The New York Times reported yesterday that the NYPD kept secret files on hundreds of GOP critics, even if they had harmless, legal intentions.
For at least a year before the 2004 Republican National Convention, teams of undercover New York City police officers traveled to cities across the country, Canada and Europe to conduct covert observations of people who planned to protest at the convention, according to police records and interviews.
From Albuquerque to Montreal, San Francisco to Miami, undercover New York police officers attended meetings of political groups, posing as sympathizers or fellow activists, the records show. They made friends, shared meals, swapped e-mail messages and then filed daily reports with the department’s Intelligence Division. Other investigators mined Internet sites and chat rooms.
To be sure, some of the spying turned up evidence that a handful of protesters planned to do more than just engage in lawful assembly. The problem, of course, is that the NYPD also wasted an enormous amount of time, money, and staff resources spying and keeping records on groups like Billionaires for Bush, who were obviously harmless. (They’re a satirical troupe that dresses in tuxedos and gowns to provide faux endorsements of the administration.)

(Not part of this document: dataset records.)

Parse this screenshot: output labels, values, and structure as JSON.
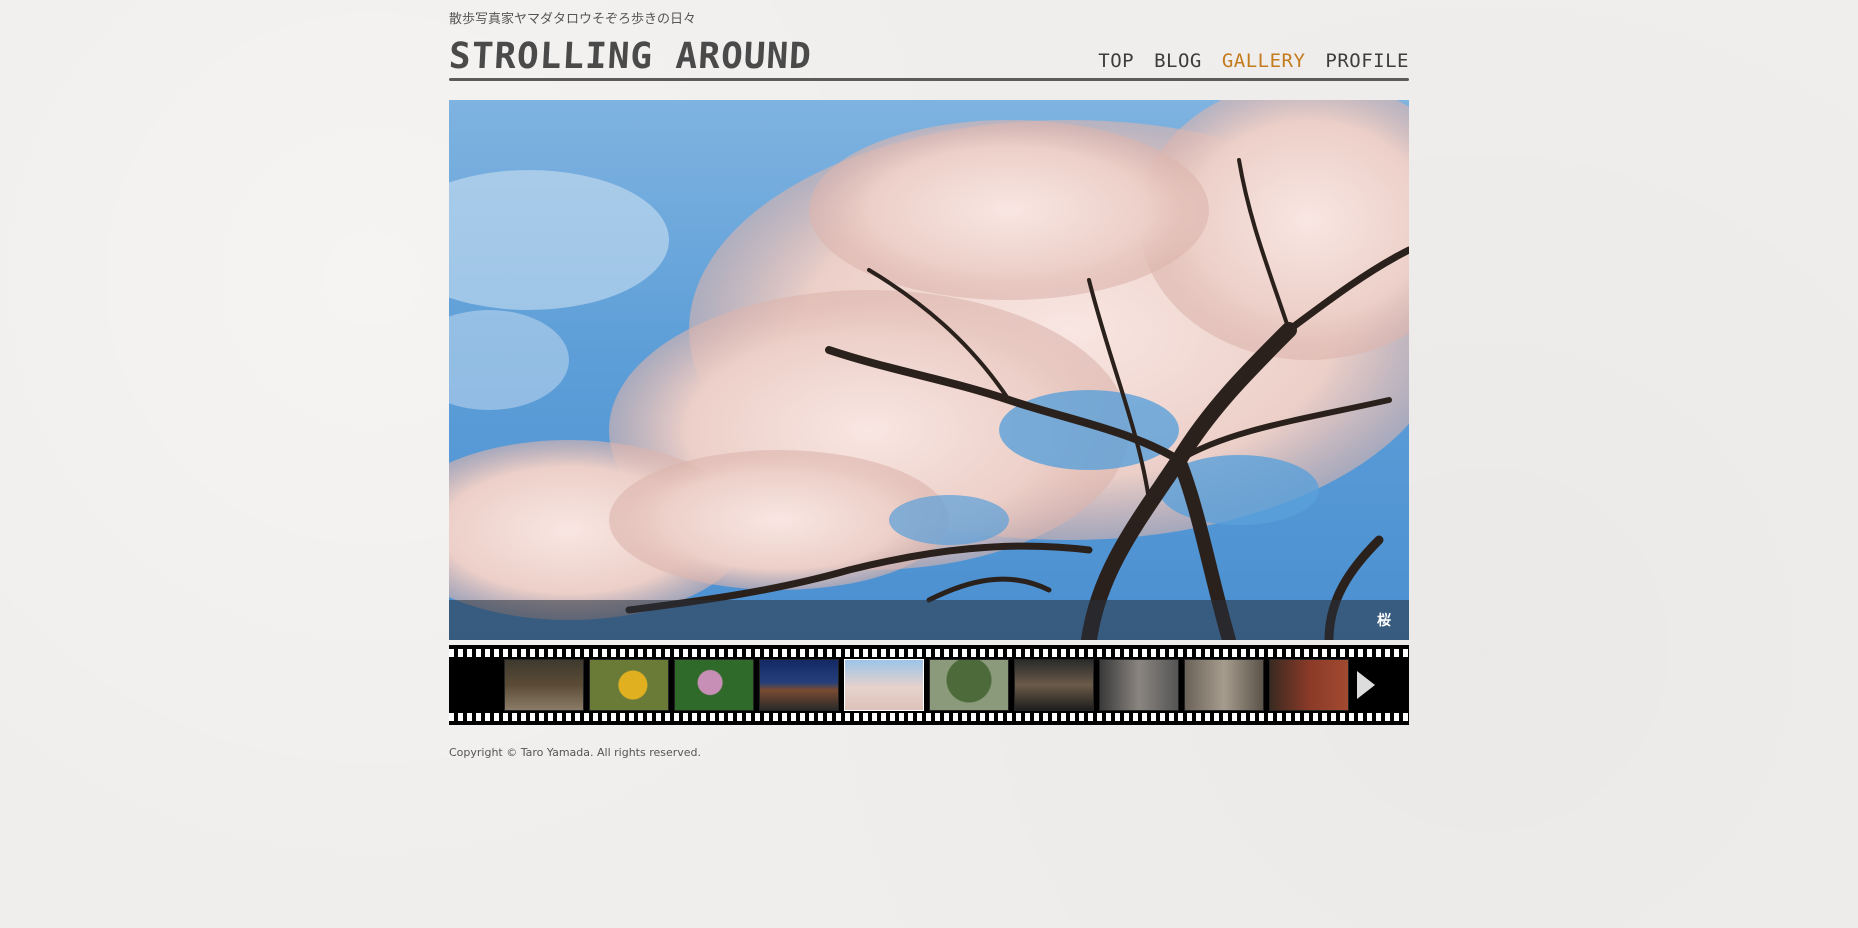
{
  "header": {
    "tagline": "散歩写真家ヤマダタロウそぞろ歩きの日々",
    "logo": "STROLLING AROUND"
  },
  "nav": {
    "items": [
      {
        "label": "TOP",
        "active": false
      },
      {
        "label": "BLOG",
        "active": false
      },
      {
        "label": "GALLERY",
        "active": true
      },
      {
        "label": "PROFILE",
        "active": false
      }
    ],
    "active_color": "#c37b1d"
  },
  "hero": {
    "caption": "桜",
    "subject": "cherry blossom tree against blue sky"
  },
  "filmstrip": {
    "thumbnails": [
      {
        "subject": "tree-lined path",
        "selected": false
      },
      {
        "subject": "sunflowers",
        "selected": false
      },
      {
        "subject": "pink flowers",
        "selected": false
      },
      {
        "subject": "brick station at night",
        "selected": false
      },
      {
        "subject": "cherry blossom",
        "selected": true
      },
      {
        "subject": "large green tree",
        "selected": false
      },
      {
        "subject": "modern building",
        "selected": false
      },
      {
        "subject": "stone building",
        "selected": false
      },
      {
        "subject": "arched building",
        "selected": false
      },
      {
        "subject": "red brick building",
        "selected": false
      }
    ],
    "next_icon": "play-arrow-icon"
  },
  "footer": {
    "copyright": "Copyright © Taro Yamada. All rights reserved."
  }
}
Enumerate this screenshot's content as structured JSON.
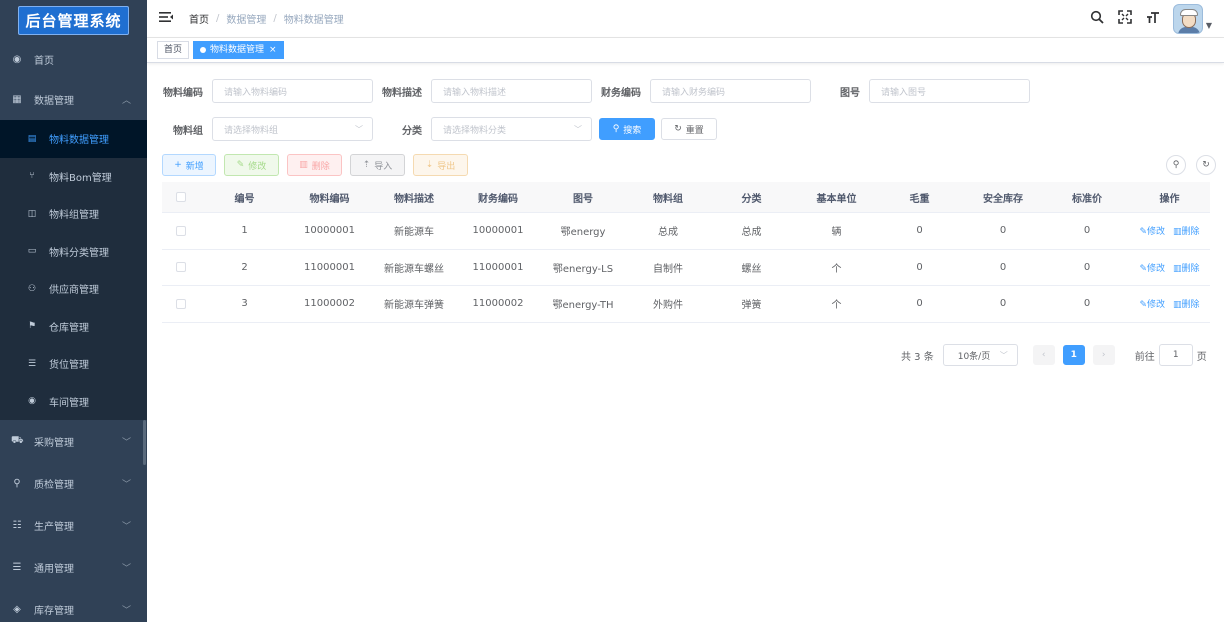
{
  "app": {
    "logo_text": "后台管理系统"
  },
  "sidebar": {
    "items": [
      {
        "label": "首页",
        "icon": "dashboard-icon",
        "glyph": "◉"
      },
      {
        "label": "数据管理",
        "icon": "grid-icon",
        "glyph": "▦",
        "arrow": "︿"
      }
    ],
    "subitems": [
      {
        "label": "物料数据管理",
        "icon": "document-icon",
        "glyph": "▤",
        "active": true
      },
      {
        "label": "物料Bom管理",
        "icon": "tree-icon",
        "glyph": "⑂"
      },
      {
        "label": "物料组管理",
        "icon": "table-icon",
        "glyph": "◫"
      },
      {
        "label": "物料分类管理",
        "icon": "tag-icon",
        "glyph": "▭"
      },
      {
        "label": "供应商管理",
        "icon": "users-icon",
        "glyph": "⚇"
      },
      {
        "label": "仓库管理",
        "icon": "warehouse-icon",
        "glyph": "⚑"
      },
      {
        "label": "货位管理",
        "icon": "list-icon",
        "glyph": "☰"
      },
      {
        "label": "车间管理",
        "icon": "radio-icon",
        "glyph": "◉"
      }
    ],
    "bottom": [
      {
        "label": "采购管理",
        "icon": "cart-icon",
        "glyph": "⛟",
        "arrow": "﹀"
      },
      {
        "label": "质检管理",
        "icon": "search-icon",
        "glyph": "⚲",
        "arrow": "﹀"
      },
      {
        "label": "生产管理",
        "icon": "sliders-icon",
        "glyph": "☷",
        "arrow": "﹀"
      },
      {
        "label": "通用管理",
        "icon": "list-icon",
        "glyph": "☰",
        "arrow": "﹀"
      },
      {
        "label": "库存管理",
        "icon": "layers-icon",
        "glyph": "◈",
        "arrow": "﹀"
      }
    ]
  },
  "topbar": {
    "breadcrumb": [
      "首页",
      "数据管理",
      "物料数据管理"
    ],
    "separator": "/"
  },
  "tags": {
    "home": "首页",
    "active": "物料数据管理",
    "close": "×"
  },
  "search": {
    "code_label": "物料编码",
    "code_placeholder": "请输入物料编码",
    "desc_label": "物料描述",
    "desc_placeholder": "请输入物料描述",
    "fin_label": "财务编码",
    "fin_placeholder": "请输入财务编码",
    "drawing_label": "图号",
    "drawing_placeholder": "请输入图号",
    "group_label": "物料组",
    "group_placeholder": "请选择物料组",
    "category_label": "分类",
    "category_placeholder": "请选择物料分类",
    "search_btn": "搜索",
    "reset_btn": "重置"
  },
  "toolbar": {
    "add": "新增",
    "edit": "修改",
    "delete": "删除",
    "import": "导入",
    "export": "导出"
  },
  "table": {
    "headers": [
      "编号",
      "物料编码",
      "物料描述",
      "财务编码",
      "图号",
      "物料组",
      "分类",
      "基本单位",
      "毛重",
      "安全库存",
      "标准价",
      "操作"
    ],
    "rows": [
      [
        "1",
        "10000001",
        "新能源车",
        "10000001",
        "鄂energy",
        "总成",
        "总成",
        "辆",
        "0",
        "0",
        "0"
      ],
      [
        "2",
        "11000001",
        "新能源车螺丝",
        "11000001",
        "鄂energy-LS",
        "自制件",
        "螺丝",
        "个",
        "0",
        "0",
        "0"
      ],
      [
        "3",
        "11000002",
        "新能源车弹簧",
        "11000002",
        "鄂energy-TH",
        "外购件",
        "弹簧",
        "个",
        "0",
        "0",
        "0"
      ]
    ],
    "row_edit": "修改",
    "row_delete": "删除"
  },
  "pagination": {
    "total": "共 3 条",
    "page_size": "10条/页",
    "current": "1",
    "goto_label": "前往",
    "goto_value": "1",
    "page_unit": "页"
  },
  "colors": {
    "sidebar_bg": "#304156",
    "sidebar_sub_bg": "#1f2d3d",
    "accent": "#409eff"
  }
}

It led to useless and wasteful surveillance.
In at least some cases, intelligence on what appeared to be lawful activity was shared with police departments in other cities. A police report on an organization of artists called Bands Against Bush noted that the group was planning concerts on Oct. 11, 2003, in New York, Washington, Seattle, San Francisco and Boston. Between musical sets, the report said, there would be political speeches and videos.
As Michael Froomkin put it, “Political speeches and videos! The horror!”
What NYC Cops did may well have been legal. But it was not only a distraction from real police work, but something that bespeaks a level of one-sided political paranoia that is a danger to democracy.
Can you imagine the police infiltrating the Federalist Society? Or a meeting of the Freepers? And even if you can, could two wrongs make a right?
Good questions, all. We might be able to get some answers from the NYPD’s surveillance records, which local officials don’t want to share.
Lawyers for the city, responding to a request to unseal records of police surveillance leading up to the 2004 Republican convention in New York, say that the documents should remain secret because the news media will “fixate upon and sensationalize them,” hurting the city’s ability to defend itself in lawsuits over mass arrests.
In papers filed in federal court last week, the city’s lawyers also say that the documents could be “misinterpreted” because they were not intended for the public.
That’s not a particularly compelling reason. I expected officials to go with a national-security explanation: “If we showed you how and why we spy on law-abiding Americans, the terrorists win.” Instead, however, the rationale seems to be entirely self-serving: “If we showed you how and we spy on law-abiding Americans, we’re liable to look pretty bad.” I doubt this is going to fly.
If, in 2006, some of these law-abiding progressive groups had claimed that they were being spied on, just because they wanted to register disgust with the Bush administration, many would have dismissed them as paranoid.
Sometimes, I’m afraid, we’re not cynical enough.